The Honolulu Fire Department (HFD) received a 911 call at 4:54 p.m. for an injured hiker on the Manana Trail in Pearl City.  Five resource units staffed with 16 personnel responded to the rescue call.  The first fire fighters arrived at 5:06 p.m to secure a landing zone for Air 2 near the open area fronting the Pearl City High School.  The second fire-fighting unit arrived at the trailhead at 5:15 p.m. and ascended the trail on foot to begin a ground search.  Since the geolocation of the 911 caller plotted them over one-half mile in from the trailhead and dusk was approaching, Air 2 was used to do an aerial search with rescue specialists onboard.

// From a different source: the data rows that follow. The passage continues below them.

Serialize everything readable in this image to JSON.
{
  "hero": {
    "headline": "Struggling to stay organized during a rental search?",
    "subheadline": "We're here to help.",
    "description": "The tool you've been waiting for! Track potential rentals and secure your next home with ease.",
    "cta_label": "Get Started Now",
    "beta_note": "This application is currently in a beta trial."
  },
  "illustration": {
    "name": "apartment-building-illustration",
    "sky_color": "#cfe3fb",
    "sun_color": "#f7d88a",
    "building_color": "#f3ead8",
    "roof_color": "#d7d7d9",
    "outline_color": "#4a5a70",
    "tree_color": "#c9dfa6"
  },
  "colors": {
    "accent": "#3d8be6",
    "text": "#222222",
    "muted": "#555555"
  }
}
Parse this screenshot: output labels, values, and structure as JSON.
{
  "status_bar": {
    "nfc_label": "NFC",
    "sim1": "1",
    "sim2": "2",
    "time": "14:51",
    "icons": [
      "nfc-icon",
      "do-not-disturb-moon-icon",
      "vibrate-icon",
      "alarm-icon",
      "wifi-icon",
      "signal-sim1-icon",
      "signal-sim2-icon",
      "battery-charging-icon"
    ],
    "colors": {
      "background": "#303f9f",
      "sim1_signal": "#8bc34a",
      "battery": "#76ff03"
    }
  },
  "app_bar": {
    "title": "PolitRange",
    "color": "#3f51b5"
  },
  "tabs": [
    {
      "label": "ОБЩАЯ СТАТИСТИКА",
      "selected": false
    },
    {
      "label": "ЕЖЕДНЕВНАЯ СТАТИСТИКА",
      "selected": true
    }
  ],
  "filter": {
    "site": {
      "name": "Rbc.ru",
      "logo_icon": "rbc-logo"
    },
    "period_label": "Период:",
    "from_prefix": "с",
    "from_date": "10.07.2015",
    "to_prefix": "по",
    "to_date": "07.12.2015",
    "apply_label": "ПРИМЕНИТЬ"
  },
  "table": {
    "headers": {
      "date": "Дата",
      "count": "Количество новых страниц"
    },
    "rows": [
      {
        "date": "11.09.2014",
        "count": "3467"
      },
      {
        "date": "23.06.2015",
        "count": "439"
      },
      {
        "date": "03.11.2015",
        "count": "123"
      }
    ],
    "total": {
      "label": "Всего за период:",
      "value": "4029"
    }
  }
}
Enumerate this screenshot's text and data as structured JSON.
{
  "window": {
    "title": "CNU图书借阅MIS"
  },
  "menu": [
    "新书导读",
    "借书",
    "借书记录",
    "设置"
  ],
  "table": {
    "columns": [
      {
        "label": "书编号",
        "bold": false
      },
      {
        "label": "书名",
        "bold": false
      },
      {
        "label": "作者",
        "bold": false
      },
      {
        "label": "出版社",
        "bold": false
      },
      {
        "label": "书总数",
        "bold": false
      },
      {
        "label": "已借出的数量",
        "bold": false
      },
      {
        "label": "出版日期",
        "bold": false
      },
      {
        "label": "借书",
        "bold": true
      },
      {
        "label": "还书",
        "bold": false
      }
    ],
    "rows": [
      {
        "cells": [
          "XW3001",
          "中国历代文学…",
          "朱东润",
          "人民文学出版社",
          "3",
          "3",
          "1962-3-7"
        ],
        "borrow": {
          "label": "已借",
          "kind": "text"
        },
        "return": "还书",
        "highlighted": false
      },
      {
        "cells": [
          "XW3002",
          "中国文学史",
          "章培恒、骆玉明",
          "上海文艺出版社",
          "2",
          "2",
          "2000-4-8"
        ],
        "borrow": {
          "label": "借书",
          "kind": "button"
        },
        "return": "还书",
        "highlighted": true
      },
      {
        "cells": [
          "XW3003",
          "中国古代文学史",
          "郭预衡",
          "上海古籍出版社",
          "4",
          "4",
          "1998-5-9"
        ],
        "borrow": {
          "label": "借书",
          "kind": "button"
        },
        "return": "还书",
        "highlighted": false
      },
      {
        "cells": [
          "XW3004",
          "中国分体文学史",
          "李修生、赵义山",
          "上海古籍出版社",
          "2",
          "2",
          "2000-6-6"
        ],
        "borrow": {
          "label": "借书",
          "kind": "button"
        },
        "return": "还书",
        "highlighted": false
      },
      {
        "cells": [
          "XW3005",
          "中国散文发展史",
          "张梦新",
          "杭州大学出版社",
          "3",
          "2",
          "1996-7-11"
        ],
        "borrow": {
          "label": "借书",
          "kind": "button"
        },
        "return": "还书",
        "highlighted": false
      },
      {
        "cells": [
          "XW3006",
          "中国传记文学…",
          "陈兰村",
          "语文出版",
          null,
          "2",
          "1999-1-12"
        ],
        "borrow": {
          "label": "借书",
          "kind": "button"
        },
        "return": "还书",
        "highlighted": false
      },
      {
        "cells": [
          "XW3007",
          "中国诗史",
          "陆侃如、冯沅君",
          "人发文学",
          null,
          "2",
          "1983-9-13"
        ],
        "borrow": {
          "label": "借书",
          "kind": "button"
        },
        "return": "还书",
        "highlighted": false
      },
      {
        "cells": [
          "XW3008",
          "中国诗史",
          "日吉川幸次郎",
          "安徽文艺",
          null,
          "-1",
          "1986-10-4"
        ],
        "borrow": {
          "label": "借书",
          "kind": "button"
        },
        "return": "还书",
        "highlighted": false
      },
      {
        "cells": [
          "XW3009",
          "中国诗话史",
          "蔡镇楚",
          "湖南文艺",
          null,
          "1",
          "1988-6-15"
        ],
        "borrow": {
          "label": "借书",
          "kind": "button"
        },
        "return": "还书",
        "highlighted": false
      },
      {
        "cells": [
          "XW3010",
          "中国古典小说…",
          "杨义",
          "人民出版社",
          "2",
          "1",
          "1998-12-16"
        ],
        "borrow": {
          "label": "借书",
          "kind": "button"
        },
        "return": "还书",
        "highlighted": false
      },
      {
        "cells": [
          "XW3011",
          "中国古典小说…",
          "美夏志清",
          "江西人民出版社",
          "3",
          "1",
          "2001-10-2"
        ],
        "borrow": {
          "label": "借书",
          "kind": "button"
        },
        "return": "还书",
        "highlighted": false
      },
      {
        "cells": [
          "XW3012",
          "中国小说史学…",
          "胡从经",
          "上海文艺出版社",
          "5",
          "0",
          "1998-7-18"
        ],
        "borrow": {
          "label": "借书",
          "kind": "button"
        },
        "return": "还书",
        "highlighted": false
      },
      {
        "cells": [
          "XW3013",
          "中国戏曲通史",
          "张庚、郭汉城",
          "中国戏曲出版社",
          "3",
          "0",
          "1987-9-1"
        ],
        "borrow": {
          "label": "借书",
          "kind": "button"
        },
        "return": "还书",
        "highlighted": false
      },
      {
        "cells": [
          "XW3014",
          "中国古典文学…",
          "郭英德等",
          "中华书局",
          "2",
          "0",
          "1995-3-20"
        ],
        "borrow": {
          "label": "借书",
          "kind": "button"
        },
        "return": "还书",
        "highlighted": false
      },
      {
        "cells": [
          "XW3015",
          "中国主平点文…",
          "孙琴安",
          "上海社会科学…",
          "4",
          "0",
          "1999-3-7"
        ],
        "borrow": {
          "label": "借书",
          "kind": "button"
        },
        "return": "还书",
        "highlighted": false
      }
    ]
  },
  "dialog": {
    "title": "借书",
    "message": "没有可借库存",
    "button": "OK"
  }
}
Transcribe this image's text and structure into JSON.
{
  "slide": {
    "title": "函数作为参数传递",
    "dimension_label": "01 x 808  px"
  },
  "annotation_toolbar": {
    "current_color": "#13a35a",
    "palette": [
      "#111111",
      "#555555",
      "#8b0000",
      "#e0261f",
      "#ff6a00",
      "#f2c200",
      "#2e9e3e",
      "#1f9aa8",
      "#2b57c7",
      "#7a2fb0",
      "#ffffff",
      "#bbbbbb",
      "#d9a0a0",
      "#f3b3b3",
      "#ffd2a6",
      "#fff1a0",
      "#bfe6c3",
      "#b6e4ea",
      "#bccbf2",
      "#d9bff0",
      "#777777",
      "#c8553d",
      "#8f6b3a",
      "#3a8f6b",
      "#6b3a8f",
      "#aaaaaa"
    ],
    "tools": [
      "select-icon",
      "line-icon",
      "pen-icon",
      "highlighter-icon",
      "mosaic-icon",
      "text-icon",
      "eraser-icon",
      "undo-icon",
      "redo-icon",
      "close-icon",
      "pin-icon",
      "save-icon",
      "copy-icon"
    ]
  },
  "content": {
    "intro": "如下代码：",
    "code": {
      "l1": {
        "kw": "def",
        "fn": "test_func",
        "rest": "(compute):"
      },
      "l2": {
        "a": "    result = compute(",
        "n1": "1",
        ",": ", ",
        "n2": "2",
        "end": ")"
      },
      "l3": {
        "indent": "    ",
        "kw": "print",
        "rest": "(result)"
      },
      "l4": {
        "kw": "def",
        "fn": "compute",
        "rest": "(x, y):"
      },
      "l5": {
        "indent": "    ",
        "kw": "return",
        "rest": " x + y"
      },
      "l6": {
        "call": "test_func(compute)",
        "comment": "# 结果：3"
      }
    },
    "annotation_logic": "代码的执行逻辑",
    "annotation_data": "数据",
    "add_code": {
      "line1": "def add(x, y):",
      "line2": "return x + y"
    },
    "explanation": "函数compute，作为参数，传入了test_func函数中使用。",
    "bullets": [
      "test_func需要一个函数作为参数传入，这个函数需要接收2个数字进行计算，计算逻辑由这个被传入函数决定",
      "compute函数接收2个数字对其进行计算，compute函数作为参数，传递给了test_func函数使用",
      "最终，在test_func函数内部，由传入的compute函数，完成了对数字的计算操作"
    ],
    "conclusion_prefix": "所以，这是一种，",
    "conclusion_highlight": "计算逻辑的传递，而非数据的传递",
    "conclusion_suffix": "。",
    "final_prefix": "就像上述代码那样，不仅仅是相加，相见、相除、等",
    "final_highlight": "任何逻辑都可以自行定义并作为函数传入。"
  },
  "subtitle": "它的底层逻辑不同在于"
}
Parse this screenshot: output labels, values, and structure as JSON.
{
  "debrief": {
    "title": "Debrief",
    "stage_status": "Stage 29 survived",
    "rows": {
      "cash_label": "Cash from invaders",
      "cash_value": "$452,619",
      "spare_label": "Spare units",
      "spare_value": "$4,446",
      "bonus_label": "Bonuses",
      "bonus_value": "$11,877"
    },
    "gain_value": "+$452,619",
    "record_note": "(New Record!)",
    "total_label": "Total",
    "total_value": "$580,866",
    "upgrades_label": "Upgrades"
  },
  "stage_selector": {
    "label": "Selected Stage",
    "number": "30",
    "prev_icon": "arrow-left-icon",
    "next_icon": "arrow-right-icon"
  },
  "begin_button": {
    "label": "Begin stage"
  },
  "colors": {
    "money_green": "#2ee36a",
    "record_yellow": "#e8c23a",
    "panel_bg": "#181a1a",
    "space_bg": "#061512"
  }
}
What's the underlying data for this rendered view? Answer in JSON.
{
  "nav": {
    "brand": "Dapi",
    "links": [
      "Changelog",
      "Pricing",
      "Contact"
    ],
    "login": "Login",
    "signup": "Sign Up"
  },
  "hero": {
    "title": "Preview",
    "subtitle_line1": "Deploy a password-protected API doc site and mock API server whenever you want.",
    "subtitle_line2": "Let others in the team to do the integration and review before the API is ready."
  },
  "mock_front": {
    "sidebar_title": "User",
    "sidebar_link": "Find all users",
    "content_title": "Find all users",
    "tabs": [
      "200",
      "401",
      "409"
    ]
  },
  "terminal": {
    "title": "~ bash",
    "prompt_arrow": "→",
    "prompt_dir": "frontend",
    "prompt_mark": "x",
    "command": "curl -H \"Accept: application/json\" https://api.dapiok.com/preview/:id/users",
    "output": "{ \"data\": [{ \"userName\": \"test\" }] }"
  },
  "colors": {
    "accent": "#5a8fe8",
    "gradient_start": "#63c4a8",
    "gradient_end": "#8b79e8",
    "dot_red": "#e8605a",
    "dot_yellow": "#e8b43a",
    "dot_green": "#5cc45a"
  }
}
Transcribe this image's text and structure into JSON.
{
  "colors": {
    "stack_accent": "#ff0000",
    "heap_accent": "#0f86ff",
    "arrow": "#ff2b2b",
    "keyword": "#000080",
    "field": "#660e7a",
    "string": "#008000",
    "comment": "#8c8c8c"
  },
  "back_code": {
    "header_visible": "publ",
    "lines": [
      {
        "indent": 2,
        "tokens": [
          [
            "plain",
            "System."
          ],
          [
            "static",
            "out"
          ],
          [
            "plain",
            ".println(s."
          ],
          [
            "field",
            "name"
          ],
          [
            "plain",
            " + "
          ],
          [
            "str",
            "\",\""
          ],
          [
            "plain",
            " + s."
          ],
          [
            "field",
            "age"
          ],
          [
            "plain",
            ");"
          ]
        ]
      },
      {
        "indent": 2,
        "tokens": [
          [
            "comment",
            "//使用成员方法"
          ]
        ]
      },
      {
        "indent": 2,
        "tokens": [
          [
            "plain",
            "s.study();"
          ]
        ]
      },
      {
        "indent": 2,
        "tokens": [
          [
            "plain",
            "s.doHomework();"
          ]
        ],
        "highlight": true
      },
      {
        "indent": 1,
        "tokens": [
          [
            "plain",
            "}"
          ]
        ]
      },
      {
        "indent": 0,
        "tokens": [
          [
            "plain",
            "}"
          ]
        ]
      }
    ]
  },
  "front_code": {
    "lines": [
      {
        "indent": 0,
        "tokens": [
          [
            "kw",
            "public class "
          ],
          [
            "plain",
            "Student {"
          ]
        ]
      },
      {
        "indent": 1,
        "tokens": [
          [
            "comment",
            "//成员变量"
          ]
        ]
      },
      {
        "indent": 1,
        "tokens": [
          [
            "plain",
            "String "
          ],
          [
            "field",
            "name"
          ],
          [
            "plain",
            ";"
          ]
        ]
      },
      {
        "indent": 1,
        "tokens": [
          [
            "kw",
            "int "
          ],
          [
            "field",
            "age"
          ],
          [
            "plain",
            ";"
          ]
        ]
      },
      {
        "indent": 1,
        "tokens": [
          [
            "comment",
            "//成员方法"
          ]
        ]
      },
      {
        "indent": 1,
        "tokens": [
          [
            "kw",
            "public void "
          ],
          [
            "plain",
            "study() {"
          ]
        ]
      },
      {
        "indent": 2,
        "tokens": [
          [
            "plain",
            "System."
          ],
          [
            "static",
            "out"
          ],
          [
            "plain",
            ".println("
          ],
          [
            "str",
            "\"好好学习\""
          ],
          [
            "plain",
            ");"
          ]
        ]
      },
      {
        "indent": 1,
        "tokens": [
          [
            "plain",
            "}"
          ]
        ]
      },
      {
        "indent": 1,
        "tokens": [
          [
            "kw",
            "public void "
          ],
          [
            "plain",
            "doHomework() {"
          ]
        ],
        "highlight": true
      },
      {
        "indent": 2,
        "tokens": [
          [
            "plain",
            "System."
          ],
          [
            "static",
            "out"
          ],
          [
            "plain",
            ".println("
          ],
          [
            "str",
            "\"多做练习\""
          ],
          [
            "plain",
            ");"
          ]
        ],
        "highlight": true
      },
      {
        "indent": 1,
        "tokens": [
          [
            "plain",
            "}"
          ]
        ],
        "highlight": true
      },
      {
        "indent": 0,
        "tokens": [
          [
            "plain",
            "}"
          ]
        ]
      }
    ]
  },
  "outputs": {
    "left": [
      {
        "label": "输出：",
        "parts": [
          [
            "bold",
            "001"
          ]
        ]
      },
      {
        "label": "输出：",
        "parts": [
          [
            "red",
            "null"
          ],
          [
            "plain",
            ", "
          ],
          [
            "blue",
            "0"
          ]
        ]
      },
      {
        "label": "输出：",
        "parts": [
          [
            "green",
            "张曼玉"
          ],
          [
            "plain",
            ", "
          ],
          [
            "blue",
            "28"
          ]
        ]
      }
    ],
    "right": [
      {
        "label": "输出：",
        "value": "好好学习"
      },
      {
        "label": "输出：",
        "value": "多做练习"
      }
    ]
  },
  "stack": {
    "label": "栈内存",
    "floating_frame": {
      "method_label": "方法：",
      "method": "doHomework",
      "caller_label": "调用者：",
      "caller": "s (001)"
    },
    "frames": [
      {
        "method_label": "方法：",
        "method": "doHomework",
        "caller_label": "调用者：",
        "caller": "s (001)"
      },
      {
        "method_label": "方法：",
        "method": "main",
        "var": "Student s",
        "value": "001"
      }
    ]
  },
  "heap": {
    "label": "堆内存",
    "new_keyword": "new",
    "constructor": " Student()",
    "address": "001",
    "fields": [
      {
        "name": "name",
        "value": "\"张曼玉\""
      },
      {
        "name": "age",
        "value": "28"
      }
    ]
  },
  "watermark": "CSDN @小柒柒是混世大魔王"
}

Visual contact with the group of five hikers, who were hiking for two hours, was made from the air and a rescue specialist was inserted to make physical contact at 5:36 p.m.  The 911 caller reported that the 19-year-old male slipped while climbing the waterfall and fell approximately nine feet into the water below injuring his knee and foot.  After receiving first aid treatment for his injuries, he was packaged for extraction.  Air 2 safely airlifted the injured hiker to the landing zone at 5:52 p.m. where patient care was transferred to the onscene Emergency Medical Services unit.  The injured hiker, a military service member stationed on Oahu, refused medical attention from the EMS.  Two other hikers, a male and a female in the group, were also airlifted individually to the landing zone while the remaining two females descended the trail on foot under their own power.  All HFD personnel and civilians were accounted for with no reports of injuries.

Hiking Safety Tips

  • Start Exiting the Trail Well Before Sunset

Know what time the sun sets and allow enough time to exit well before dusk arrives so visibility doesn’t make it harder for rescuers to find you.

  • Stay on the Trail

Most accidents happen when hikers leave the established trail and disregard warning signs. Staying on the trail greatly reduces your chances of getting injured or lost.

  • Pack a cell phone

In case of an emergency your cell phone can be a lifesaver.  Ensure that your battery is full prior to your hike and carry an extra battery power source.